Durante a terapia de reiki, a energia é ativada individualmente pelo processo da iniciação, ficando alinhada numa alta vibração. A partir daí, explica José Luiz de Pontes, professor de reiki desde 1995, a entrada desta força criadora no corpo se dá pelo chacra coronário (topo da cabeça) e, posteriormente, desce até a glândula pineal. Deste ponto a energia se redistribui pelo sistema nervoso e é processada no coração. Por sua vez, a direção do fluxo é dada pelas mãos, pés e olhos, através da própria harmonia do terapeuta, promovendo um relaxamento neurológico profundo, superior à qualquer técnica de meditação.
“O reiki me ajuda a suportar as pressões que a rotina e o cotidiano impõem.

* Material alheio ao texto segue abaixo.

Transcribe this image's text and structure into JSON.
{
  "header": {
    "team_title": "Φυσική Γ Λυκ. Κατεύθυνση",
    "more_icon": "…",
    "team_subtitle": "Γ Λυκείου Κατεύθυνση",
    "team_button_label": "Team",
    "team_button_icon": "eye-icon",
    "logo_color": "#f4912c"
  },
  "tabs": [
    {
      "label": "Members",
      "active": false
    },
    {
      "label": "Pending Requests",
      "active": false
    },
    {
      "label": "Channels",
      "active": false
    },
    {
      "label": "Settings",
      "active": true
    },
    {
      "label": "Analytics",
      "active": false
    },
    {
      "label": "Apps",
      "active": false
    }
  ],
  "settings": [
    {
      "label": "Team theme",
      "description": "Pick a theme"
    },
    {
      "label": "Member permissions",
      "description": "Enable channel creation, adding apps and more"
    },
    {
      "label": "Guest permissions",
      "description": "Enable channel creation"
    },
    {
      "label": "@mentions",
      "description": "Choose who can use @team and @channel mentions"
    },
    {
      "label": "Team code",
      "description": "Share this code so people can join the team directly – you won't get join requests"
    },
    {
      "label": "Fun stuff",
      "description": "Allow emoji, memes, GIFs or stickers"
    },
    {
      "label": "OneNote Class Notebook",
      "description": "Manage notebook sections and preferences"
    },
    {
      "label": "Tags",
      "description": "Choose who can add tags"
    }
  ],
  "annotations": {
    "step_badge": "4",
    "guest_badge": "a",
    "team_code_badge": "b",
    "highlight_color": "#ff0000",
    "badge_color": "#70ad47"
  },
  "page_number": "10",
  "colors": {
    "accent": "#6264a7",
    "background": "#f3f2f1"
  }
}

Os problemas acabam por nos deixar emocionalmente perturbados e o reiki coloca as emoções em seus lugares”, relata a artista plástica Ivelize De Agostini, adepta da terapia desde 1995.
De Agostini conta que o que lhe chamou a atenção no método foi a facilidade da aplicação e o bem-estar e equilíbrio que a harmonização a partir da energia “fina” do universo proporciona. “Eu tinha um espaço aqui em Bauru na década de 90 onde sempre promovíamos cursos de medicina alternativa e foi por aí que descobri o reiki. Desde que fui iniciada ouvi inúmeros relatos de pessoas com doenças graves e problemas emocionais que melhoraram e até se curaram através da terapia”, completa.
Para a artista plástica e praticante, o reiki é um “pronto-socorro” nas mãos e serve como calmante e para ajudar pessoas queridas em dificuldades mesmo quando distantes. Mas o toque não é essencial para a terapia, pessoas distantes podem receber a energização, bem como o iniciado pode se auto-energizar.
O mais comum é que o tratamento seja efetuado através do apoio das mão ou, ao menos, a proximidade das mesmas como um canal para a energia. As mãos são “aplicadas” em vários locais do corpo de quem recebe reiki.
Quanto às reações, alguns “pacientes” relatam sentir várias sensações subjetivas e, por vezes, objetivas, como calor, frio e sonolência, mas elas não são via de regra. Tais sensibilidades são atribuídas pelos estudiosos do reiki à energia “enchendo” o corpo e à reparação das deficiências energéticas do corpo receptivo pela aura.